An Amyloid That Kills The Oldest Old Humans
Brian O’Nuallain, PhD, (Assistant Professor of Neurology, Harvard Medical School, Boston, Massachusetts) is working on the SENS Foundation project to eliminate amyloid protein aggregates. Although aggregation of amyloid-beta protein is believed to cause Alzheimer’s disease,52 the SENS Foundation project is focused on aggregation of the amyloid protein transthyretin (TTR). Deposition of mutant TTR in the heart may lead to cardiac amyloidosis.53,54 Increase in TTR oxidation due to aging might contribute to the onset of TTR amyloidosis. Heparin also leads to increased TTR aggregation.55
In the majority of cases, cardiac amyloidosis is a disease of elderly men.56 Also, about 4% of African-Americans have a mutation that can lead to earlier onset of the disease. 57 Among the oldest of the old (supercentenarians, or people over age 110), the effects of amyloidosis have been described as a leading cause of death.58 Dr. O’Nuallain said that TTR disease is underdiagnosed because diagnosis is so difficult. He explained his efforts have been to develop antibodies that will bind to the TTR protein so that it can be seen as images in patient scans. 59 He is also looking for antibodies that will not only bind to TTR protein, but will enzymatically degrade aggregated TTR.

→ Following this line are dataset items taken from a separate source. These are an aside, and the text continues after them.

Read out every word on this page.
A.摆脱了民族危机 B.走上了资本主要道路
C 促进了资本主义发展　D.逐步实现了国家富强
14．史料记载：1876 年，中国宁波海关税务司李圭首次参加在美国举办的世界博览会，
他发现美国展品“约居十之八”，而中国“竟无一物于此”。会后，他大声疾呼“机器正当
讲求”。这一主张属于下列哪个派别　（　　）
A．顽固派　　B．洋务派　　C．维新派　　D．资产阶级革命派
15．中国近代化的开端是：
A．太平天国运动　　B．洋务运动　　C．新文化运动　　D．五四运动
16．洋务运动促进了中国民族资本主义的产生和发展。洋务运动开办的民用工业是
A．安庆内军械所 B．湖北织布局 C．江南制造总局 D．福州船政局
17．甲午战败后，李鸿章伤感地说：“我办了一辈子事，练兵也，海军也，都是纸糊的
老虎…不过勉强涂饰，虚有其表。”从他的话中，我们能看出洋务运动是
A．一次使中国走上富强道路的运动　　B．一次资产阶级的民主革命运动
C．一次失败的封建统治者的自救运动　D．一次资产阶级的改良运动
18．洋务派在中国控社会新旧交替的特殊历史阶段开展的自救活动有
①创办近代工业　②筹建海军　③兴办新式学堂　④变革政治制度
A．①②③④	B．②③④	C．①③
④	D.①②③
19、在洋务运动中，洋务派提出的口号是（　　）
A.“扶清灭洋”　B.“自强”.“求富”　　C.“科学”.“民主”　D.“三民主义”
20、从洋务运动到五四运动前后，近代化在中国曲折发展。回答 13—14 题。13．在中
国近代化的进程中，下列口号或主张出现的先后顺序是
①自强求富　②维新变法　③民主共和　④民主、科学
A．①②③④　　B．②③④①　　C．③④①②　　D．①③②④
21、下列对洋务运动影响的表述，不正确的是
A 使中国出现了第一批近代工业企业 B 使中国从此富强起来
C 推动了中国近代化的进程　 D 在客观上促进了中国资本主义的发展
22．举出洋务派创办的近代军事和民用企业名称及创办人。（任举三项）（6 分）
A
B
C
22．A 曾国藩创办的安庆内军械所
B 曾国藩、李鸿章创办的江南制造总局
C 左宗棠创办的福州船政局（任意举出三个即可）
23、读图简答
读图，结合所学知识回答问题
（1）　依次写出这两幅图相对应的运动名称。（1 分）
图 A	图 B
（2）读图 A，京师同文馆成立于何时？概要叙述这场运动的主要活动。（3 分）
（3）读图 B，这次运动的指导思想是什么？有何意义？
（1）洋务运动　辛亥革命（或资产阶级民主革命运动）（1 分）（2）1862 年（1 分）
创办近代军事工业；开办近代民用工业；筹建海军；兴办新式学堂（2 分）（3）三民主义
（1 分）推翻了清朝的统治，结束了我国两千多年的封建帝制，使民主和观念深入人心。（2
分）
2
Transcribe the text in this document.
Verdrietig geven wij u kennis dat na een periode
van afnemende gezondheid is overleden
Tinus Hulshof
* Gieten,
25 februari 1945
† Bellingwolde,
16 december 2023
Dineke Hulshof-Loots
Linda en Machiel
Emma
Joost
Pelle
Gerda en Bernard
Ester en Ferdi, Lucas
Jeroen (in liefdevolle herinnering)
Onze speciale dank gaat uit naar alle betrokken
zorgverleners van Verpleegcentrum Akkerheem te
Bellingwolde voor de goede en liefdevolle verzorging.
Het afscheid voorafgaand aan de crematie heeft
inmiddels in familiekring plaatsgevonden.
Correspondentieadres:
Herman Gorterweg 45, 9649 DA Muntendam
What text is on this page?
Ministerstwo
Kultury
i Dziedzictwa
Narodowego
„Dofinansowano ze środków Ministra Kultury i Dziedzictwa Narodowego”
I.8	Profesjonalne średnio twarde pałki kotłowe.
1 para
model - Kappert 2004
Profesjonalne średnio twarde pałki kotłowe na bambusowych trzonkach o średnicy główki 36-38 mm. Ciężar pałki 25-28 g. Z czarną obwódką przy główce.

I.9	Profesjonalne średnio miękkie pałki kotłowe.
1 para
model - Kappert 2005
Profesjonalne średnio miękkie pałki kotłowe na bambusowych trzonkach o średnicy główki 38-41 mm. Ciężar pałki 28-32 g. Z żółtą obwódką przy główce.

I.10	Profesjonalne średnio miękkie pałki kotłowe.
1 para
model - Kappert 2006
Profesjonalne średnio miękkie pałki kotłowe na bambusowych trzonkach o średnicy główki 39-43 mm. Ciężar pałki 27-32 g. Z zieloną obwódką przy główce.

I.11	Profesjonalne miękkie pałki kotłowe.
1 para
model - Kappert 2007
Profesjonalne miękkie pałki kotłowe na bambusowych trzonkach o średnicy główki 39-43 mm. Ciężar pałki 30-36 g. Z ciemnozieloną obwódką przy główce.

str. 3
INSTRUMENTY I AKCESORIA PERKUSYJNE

An Alternate Method For Cancer Cell Survival
Haroldo Silva, PhD, (OncoSENS Research Scientist, SENS Foundation, Mountain View, California) is working to prevent cancer. Cells normally stop dividing when the telomeres at the ends of their chromosomes become too short. Most cancer cells overcome this limitation by invoking an enzyme ( telomerase) that lengthens the telomeres, allowing the cancer cells to divide indefinitely. About 10-15% of cancer cells do not use telomerase, however, but use the Alternate Lengthening of Telomeres (ALT) method to lengthen telomeres.60
Because there are many more researchers studying telomerase than studying ALT, the SENS Foundation has devoted its anti-cancer efforts to ALT. Cells utilizing ALT to lengthen telomeres can be identified by ALT-associated bodies in the cell nucleus.61 SENS Foundation is developing faster means to identify the number of these ALT-associated bodies per cell. ALT cells also contain high levels of telomere-like DNA sequences formed into circles apart from the chromosomes. Because the sequences begin with the nucleotide cytosine, these circles are called C-circles.62 Telomere lengthening by ALT is believed to be in part the result of copying from C-circles.63
The SENS Foundation is building on work determining specific genes that are partially expressed in ALT cells.64 David Halvorsen, a Research Associate working with Dr. Silva at the SENS Foundation, joined Dr. Silva on the stage to explain the role of specific genes and their role in the ALT pathway. The SENS Foundation plans to investigate more genes that are particularly active in ALT cells.